In a forest just outside Paradise, California, Bernadette Grant and Richard Fox have only recently come up with a long term plan to rebuild on property she owns that the family used to use as a camping area.
"As you can see we're slowly but surely clearing out the space," Grant says.
Grant, who grew up in Paradise, lost her home in the 2018 Camp Fire, as did her mother who is in her 80s and recently moved back into a newly built home on her property in town.
During a break from thinning trees on the property, her partner Richard Fox says they're not even sure if the property can be insured. He points to a cluster of trees 100 yards or so to his left which he says would catch fire almost immediately with lightning or some other ignition.
"We're not even close yet to that stage of bringing someone in and trying to get insurance on it," Fox says.
Before Lahaina, the Camp Fire had been the deadliest wildfire in the U.S. in a century - it claimed 85 lives. For survivors like Fox and Grant, the crisis in Maui stirred up bad memories. It's still fresh they say, as they continue work cutting trees that they'll use for lumber to build a modest cabin. Right now, they're living in an RV on the property.
"In the meantime we just keep clearing the property," Grant says as Fox chimes in: "Trying to make it safe, that's all we can do."
This Fall, Paradise leaders and other Camp Fire survivors have been meeting with their counterparts in Lahaina, guiding them on how to recover from the unthinkable.

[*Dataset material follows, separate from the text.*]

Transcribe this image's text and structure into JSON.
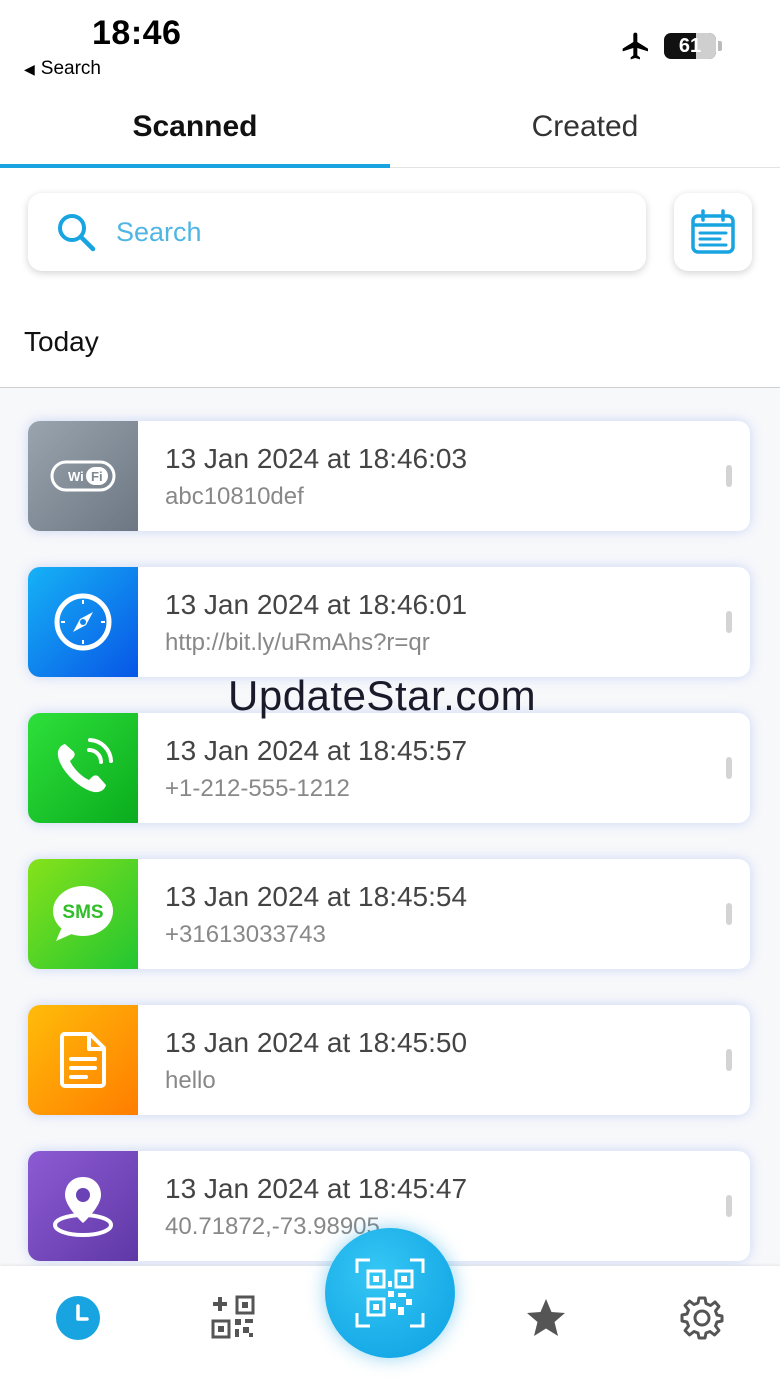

This year marked some positive milestones for Paradise, however, where state of the art power lines were buried underground, the downtown was refurbished with sidewalks and new bike paths that also serve as egress escape routes.
"There's a tremendous amount of optimism and sense of community," says Mitchell Snyder, a disaster recovery expert at the University of California-Davis. "They're rebuilding something and they know that they're an underdog in all this and they're excited about that."
Today, about a third of Paradise has been rebuilt. Snyder says that's remarkable when you consider that almost 19,000 homes and businesses burned in and around Paradise in 2018 - including 90% of the town itself.
"In the future, as we look towards the one year anniversary of Lahaina, just remember that there are people behind the numbers that we see on the headlines," Snyder says. "For so many people this was the worst day of their life."
Is 2023 finally a turning point in U.S. Firefighting Policy?
One silver lining of this tragic and bizarre fire year, according to experts, is that the wildfire threat might be a lot more real to decision makers in Washington, D.C.
Toxic smoke turned the skies an apocalyptic orange up and down the east coast, obscuring the Manhattan skyline for weeks, giving a glimpse of what many summers in the West are already like. Pressure is building to prioritize prevention, instead of waiting to fight these modern megafires later.
In Hawaii, a shell-shocked Curt Hanthorn was waiting in line to get his mail at the Post Office in Lahaina a couple weeks after the fire in August. He said he was frustrated by all the finger pointing after the crisis.
"Pointing blame, it's the electric company's fault, it's the county's fault, it's Joe Biden's fault, it's everybody's fault," Hanthorn said. "The fact of the matter is I saw it from the beginning it moved so fast...like a blow torch."
No one is stopping fires like these, he said.